Вдали пылал предпоследний из селезней. Люди спрыгнули в воду, не дожидаясь, когда лодка загорится, и грек застыл на месте надолго – нужно было собрать много пленных.
– Не уйдем, – ответил Гад, поглядев на небо. – Только если чудо. Ты молился Перуну. Потом Россоху. А надо было Стрибогу. Он обиделся. Губит нас. Дует греку в паруса. Держи кормило, князь. Буду просить Стрибога сам. Пусть остановит ветер. Или направит в другую сторону. Тогда может быть.
Он задрал лицо к темнеющему небу и зашевелил губами. Меж полузакрытых век белели закатившиеся под лоб глаза.
Воислав смотрел на волхва со страхом и надеждой. Всё имущество уже было обещано Россоху, но князю пришла в голову новая мысль. Остается сокровище драгоценней мехов и наложниц – вот этот колдун, который всё знает и умеет говорить с богами. «Я принесу тебе, Стрибоже, в жертву Гада, – беззвучно прошептал Воислав. – Только спаси».
И случилось чудо. То ли бог внял волхву, то ли польстился на жертву, обещанную князем, но только паруса на грозном корабле вдруг обвисли. Ветер стих. По волнам пробежала рябь – и исчезла. Послезакатное море лежало гладкое, словно застыло, покрытое розовым льдом.

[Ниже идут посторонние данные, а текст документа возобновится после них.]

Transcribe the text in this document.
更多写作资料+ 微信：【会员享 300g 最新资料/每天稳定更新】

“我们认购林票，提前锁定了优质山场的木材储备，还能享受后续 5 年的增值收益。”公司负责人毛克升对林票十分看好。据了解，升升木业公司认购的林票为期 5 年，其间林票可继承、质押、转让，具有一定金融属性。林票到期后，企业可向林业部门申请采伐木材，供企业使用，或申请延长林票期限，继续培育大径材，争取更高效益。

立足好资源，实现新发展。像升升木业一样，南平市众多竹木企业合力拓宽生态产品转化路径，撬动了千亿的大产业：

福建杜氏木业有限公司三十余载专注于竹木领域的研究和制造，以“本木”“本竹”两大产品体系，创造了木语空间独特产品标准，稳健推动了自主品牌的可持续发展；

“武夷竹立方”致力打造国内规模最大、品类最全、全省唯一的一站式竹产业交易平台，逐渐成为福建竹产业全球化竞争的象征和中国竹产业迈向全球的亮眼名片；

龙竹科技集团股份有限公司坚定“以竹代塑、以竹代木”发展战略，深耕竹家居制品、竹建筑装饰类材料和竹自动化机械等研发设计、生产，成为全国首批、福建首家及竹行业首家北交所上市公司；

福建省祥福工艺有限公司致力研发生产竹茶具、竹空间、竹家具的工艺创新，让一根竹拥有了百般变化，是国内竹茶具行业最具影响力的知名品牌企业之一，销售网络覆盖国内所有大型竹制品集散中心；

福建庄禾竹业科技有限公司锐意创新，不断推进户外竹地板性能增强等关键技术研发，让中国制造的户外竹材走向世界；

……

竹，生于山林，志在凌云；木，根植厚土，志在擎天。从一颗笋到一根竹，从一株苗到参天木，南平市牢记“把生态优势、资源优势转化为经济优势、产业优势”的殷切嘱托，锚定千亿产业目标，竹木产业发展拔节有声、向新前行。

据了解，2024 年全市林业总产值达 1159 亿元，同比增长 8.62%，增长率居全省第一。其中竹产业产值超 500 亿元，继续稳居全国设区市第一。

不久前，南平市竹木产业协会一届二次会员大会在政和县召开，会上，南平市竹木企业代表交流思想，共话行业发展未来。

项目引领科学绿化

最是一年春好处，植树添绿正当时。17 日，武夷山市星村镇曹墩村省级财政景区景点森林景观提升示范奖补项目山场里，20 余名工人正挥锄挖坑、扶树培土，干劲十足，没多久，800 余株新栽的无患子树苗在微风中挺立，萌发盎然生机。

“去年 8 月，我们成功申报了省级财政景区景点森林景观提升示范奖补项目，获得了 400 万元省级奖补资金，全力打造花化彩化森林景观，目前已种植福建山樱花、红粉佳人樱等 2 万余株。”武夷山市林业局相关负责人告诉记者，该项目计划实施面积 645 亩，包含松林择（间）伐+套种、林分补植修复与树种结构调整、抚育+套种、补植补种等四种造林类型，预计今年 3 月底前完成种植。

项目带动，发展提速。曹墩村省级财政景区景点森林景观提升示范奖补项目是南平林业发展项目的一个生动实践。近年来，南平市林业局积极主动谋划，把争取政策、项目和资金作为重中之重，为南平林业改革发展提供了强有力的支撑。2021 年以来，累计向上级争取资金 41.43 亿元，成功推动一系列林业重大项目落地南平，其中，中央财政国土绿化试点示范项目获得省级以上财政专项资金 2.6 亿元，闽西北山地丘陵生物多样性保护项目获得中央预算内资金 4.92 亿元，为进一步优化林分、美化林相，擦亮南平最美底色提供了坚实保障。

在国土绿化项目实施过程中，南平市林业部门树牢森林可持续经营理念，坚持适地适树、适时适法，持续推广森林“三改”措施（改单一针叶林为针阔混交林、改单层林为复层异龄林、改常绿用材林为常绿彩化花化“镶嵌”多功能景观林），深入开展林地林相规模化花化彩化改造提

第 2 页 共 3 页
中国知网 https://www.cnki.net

У грека весел было больше и они были мощнее. Должно быть, на каждом сидело по паре рабов. Зато селезень был легче, а на весла Воислав тоже посадил двоих – раньше дружинники гребли, сменяясь.
Расстояние всё равно сжималось, но медленней, чем прежде.
А над горизонтом уже клубилась, поднимаясь вверх, синяя тьма.
«Благо тебе, Стрибоже, – шептал князь, всхлипывая от облегчения. – Гад будет твой. Пусть только доведет до суши. Без него как? Неведомо, куда плыть. Берега не видно. А ночью тем более… Но обещаю. На твердой земле я сам вырежу ему сердце. И отдам тебе».
Однако недолго пришлось Воиславу глотать радостные слезы. По воде вновь пролегли морщины, превратились в волны. Сзади налетел ветер – сильней прежнего. На мачтах грека пузырем всколыхнулся большой парус.
«Нет, нет! – взмолился князь. – Я не стану ждать суши! Я отдам тебе Гада прямо ночью! Как-нибудь, куда-нибудь выплывем! Только не дуй, Стрибоже!»
Но Стрибог то ли заподозрил Воислава в обмане, то ли с самого начала играл с князем северичей, как кошка с мышью.
– Греби! Греби-и-и! – завопил предводитель. – Йэх! Йэх! Йэх!
Обессилевшие люди что было мочи навалились на весла – и селезень убыстрил ход. Мало, совсем мало времени оставалось до желанной тьмы. Над горизонтом уже погасло красноватое свечение, и вражеский корабль посерел, обернулся зыбким призраком.
– Пусти за руль, князь. Подгоняй гребцов. И молись Россоху, – сказал Гад. – Теперь всё от него зависит.